From an ordinary pack of 52 playing cards Michael chooses a card. Find the probability that the card is:
a. A nine.
b. A red nine.
c. A red card.
d. A red card or a nine.
e. Not a nine.

a. P(Nine) = $$\frac{4}{52}$$
$$=\frac{1}{13}$$

b. P(Red Nine) = $$\frac{2}{52}$$
$$=\frac{1}{26}$$

c. P(Red) = $$\frac{26}{52}$$
$$=\frac{1}{2}$$

d. P(Red or 9) = $$\frac{28}{52}$$    (there are 26 reds and 2 black 9’s – don’t double count the red 9’s as both reds and 9’s) $$=\frac{7}{13}$$

e. P(not Nine) = $$\frac{48}{52}$$      (there are 4 9’s so that means there are 48 not 9’s)
$$=\frac{12}{13}$$

All the hearts and black aces are removed from a standard pack of cards.

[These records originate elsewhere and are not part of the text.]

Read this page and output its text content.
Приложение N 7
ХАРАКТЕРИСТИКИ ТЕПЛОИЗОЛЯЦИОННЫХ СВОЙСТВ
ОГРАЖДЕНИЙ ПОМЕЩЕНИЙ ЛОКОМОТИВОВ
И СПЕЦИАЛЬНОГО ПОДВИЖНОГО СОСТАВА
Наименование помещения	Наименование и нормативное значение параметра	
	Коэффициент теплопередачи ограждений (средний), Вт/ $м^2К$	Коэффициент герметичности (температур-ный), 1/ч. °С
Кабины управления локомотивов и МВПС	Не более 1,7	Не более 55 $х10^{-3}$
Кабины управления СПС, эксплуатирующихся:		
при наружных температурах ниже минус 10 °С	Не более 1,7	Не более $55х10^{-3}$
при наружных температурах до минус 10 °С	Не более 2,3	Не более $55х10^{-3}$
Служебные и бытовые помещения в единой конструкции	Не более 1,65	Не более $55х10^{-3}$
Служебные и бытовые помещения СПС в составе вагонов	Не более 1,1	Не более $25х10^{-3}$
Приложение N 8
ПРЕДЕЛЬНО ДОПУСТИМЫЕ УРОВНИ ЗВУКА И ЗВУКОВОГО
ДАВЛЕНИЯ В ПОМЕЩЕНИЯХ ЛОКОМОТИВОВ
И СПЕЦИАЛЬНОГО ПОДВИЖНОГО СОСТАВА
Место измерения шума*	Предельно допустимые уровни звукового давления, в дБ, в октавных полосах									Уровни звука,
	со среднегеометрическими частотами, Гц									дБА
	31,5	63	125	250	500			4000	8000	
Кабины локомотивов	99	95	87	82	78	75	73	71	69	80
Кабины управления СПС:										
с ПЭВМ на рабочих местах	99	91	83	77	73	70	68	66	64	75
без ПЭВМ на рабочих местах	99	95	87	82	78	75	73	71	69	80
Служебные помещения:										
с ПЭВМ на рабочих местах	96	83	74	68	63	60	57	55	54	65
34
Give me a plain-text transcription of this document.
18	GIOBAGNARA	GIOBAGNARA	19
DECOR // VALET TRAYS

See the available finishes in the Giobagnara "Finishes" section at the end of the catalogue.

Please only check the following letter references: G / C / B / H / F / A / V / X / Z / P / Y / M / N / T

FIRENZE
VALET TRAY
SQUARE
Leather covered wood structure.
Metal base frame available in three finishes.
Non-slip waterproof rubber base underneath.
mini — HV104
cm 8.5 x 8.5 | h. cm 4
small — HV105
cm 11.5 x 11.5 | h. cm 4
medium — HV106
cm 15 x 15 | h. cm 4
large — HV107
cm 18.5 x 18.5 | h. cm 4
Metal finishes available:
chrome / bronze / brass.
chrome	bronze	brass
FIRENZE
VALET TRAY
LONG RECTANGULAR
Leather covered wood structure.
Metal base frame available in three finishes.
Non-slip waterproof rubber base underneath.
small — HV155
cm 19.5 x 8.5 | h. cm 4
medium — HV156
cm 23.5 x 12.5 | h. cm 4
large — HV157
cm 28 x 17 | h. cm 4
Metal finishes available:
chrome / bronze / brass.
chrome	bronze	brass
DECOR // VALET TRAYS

If a card is drawn at random from the remaining cards, find the probability of drawing:
a. A red card.

b. An ace.

if all the hearts are removed – that leaves 39 cards and then remove two black aces, that leaves 37 cards 13 red cards left, and only one red ace

a. P(red) = $$\frac{13}{37}$$

b. P(Ace) = $$\frac{1}{37}$$